Agile Does Not Mean "No Requirements"

In the first post in my series about Agile Software Development, I discussed the most common misconception that our clients have about Agile. Specifically, we often hear the assumption that there is no planning or analysis when preparing for an Agile project, and that the development team starts building the application immediately. In today's post, I would like to address another common misconception about writing requirements and the process that our team uses to gather and record requirements in order to deliver high quality Agile projects.

Agile Misconception #2: “There are no requirements. Just start coding!”

People who hold this untrue belief about Agile have likely participated in waterfall-style projects and have experienced the pain of never-ending and politically intense requirement meetings. They also have likely created or reviewed voluminous requirements documents that were virtually unreadable or did not actually reflect what the software should do. People who experience this pain associated with waterfall development often look to Agile to make the requirements process simpler. However, if they swing too far in the other direction - gathering no requirements and immediately starting development without any understanding of system - they will likely suffer a different kind of pain and will almost assuredly fail.

At Tribridge we use a structured, albeit lightweight, process for gathering software requirements. First we start by identifying user stories. A user story is a short description of desired functionality that is written in plain English from the perspective of the user, not the system, and is much easier to read and comprehend for our clients. We capture as many user stories as possible at the beginning of a project so that we can provide a reasonable estimate as to the total project cost and time frame, and so that we can begin formulating a vision for the technical architecture. After the stories are captured, they are prioritized and assembled into a “product backlog,” which is provided in written form to our client.

Second, we dive deeper and identify the “acceptance criteria” one at a time, for the most critical user stories. Acceptance criteria are the details of a user story that define what the software must do in order for that story to be considered “complete” and acceptable to the users. It allows us to identify the various scenarios that must be coded and tested, which ultimately allows us to refine our estimates and proposed architecture. We do not spend much time identifying detailed requirements for less critical user stories that will likely be created months into the future.

One of the key distinctions between a traditional waterfall project and an Agile project is when the requirements are captured. With waterfall, all requirements are captured at the beginning of a project. With Agile, high level requirements, which are like project goals and are therefore relatively stable and unlikely to change, are captured early in the project. Capturing detailed requirements is delayed as long as possible, often just before the feature will be built. This ensures that the requirement has not become obsolete due to changing business needs or simply the passage of time, and the time spent capturing the details of the requirement was not wasted.

Perhaps more importantly, the requirement remains fresh in the minds of the team and likely still linger on a whiteboard near the development team. Therefore, time does not need to be spent formally recording the requirement into a document since the time between when the requirement was discussed, and when the code will be written and tested, can be measured in days as opposed to months, as is the case in many waterfall projects.

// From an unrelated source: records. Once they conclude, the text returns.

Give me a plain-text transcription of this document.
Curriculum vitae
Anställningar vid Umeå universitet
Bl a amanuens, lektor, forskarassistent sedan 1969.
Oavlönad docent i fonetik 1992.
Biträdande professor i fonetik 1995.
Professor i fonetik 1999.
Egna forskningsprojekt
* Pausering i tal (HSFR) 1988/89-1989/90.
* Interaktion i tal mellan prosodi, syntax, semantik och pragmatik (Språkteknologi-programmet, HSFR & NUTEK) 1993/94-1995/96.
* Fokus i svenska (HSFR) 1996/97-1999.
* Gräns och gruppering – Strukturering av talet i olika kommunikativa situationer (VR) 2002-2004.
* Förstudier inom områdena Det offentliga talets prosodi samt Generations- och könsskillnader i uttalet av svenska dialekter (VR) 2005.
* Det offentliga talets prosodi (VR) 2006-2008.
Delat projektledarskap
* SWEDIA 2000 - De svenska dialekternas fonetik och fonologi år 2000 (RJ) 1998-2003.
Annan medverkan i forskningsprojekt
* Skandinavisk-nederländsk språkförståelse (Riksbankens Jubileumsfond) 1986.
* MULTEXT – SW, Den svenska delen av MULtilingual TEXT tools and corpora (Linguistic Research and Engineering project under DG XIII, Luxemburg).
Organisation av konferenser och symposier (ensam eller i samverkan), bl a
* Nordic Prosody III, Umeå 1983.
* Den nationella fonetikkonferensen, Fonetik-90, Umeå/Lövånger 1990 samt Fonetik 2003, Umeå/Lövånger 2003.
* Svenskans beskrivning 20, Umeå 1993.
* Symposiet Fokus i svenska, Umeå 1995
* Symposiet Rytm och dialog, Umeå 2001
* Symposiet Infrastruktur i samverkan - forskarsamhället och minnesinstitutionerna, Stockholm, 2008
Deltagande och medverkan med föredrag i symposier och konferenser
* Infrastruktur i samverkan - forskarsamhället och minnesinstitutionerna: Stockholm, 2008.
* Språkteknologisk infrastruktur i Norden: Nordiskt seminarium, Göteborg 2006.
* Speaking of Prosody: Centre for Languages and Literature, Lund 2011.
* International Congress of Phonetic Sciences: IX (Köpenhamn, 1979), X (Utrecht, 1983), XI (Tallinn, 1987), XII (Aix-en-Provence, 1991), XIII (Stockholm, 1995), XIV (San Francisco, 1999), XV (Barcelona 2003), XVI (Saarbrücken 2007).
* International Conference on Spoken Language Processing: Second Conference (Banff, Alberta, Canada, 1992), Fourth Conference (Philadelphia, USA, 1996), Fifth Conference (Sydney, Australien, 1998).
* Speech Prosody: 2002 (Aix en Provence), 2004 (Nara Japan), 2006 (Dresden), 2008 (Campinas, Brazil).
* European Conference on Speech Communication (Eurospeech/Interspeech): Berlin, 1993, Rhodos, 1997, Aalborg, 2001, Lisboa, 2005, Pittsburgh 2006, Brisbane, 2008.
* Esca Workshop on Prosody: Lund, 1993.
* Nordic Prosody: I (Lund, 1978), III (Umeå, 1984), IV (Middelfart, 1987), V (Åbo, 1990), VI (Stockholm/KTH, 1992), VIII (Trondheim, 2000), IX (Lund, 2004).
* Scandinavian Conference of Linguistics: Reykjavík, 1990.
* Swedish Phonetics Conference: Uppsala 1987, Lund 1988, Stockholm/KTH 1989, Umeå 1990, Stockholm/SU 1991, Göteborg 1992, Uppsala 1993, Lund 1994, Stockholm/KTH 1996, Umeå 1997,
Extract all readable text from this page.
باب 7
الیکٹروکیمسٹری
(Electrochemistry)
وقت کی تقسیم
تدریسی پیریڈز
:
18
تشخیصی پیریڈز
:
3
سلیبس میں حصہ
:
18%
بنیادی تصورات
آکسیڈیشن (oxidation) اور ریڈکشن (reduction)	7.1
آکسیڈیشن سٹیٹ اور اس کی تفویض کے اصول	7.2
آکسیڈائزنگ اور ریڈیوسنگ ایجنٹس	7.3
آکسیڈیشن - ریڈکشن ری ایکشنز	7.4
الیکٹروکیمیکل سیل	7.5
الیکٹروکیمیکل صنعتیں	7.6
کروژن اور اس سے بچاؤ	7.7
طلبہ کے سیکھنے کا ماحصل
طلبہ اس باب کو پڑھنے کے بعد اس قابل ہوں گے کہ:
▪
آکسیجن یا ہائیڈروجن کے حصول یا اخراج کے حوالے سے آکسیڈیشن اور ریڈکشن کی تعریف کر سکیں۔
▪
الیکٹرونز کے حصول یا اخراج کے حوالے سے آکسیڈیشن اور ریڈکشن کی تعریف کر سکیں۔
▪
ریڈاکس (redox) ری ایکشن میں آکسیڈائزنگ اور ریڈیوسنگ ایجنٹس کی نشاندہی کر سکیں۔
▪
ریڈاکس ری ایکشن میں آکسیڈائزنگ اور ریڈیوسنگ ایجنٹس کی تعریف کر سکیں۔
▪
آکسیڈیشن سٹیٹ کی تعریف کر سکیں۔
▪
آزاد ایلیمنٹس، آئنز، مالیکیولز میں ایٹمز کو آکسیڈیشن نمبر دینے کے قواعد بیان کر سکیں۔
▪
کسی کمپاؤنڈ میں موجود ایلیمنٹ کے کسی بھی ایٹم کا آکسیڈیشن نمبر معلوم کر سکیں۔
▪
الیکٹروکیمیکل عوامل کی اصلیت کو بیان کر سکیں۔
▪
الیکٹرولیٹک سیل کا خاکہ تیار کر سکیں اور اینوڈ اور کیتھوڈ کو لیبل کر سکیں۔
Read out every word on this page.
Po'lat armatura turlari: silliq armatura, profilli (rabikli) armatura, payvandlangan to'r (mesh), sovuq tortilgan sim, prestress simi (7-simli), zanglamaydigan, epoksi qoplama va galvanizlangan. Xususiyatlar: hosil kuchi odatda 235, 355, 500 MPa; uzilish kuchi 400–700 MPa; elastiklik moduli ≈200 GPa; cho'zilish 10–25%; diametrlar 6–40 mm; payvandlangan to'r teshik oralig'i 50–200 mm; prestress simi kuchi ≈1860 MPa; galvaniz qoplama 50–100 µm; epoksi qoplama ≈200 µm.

With all custom software projects at Tribridge, it is imperative that we understand some level of the requirements of a project before we get started. This allows us to perform solid analysis and planning, ensure that the project is budgeted and staffed appropriately, and that the architecture will support sustained growth and scalability. By using Agile techniques, we do not need to capture every single detail of every feature before development begins, which saves our clients time and money. Fleshing out the details closer to development allows us to embrace change easier, and allows our clients to provide feedback regularly throughout the project, all while cutting out unneeded documentation along the way.

Efficiency is something we pride ourselves on here at Tribridge, and implementing Agile techniques is one of the ways we ensure our clients always get a thorough solution without unnecessary costs.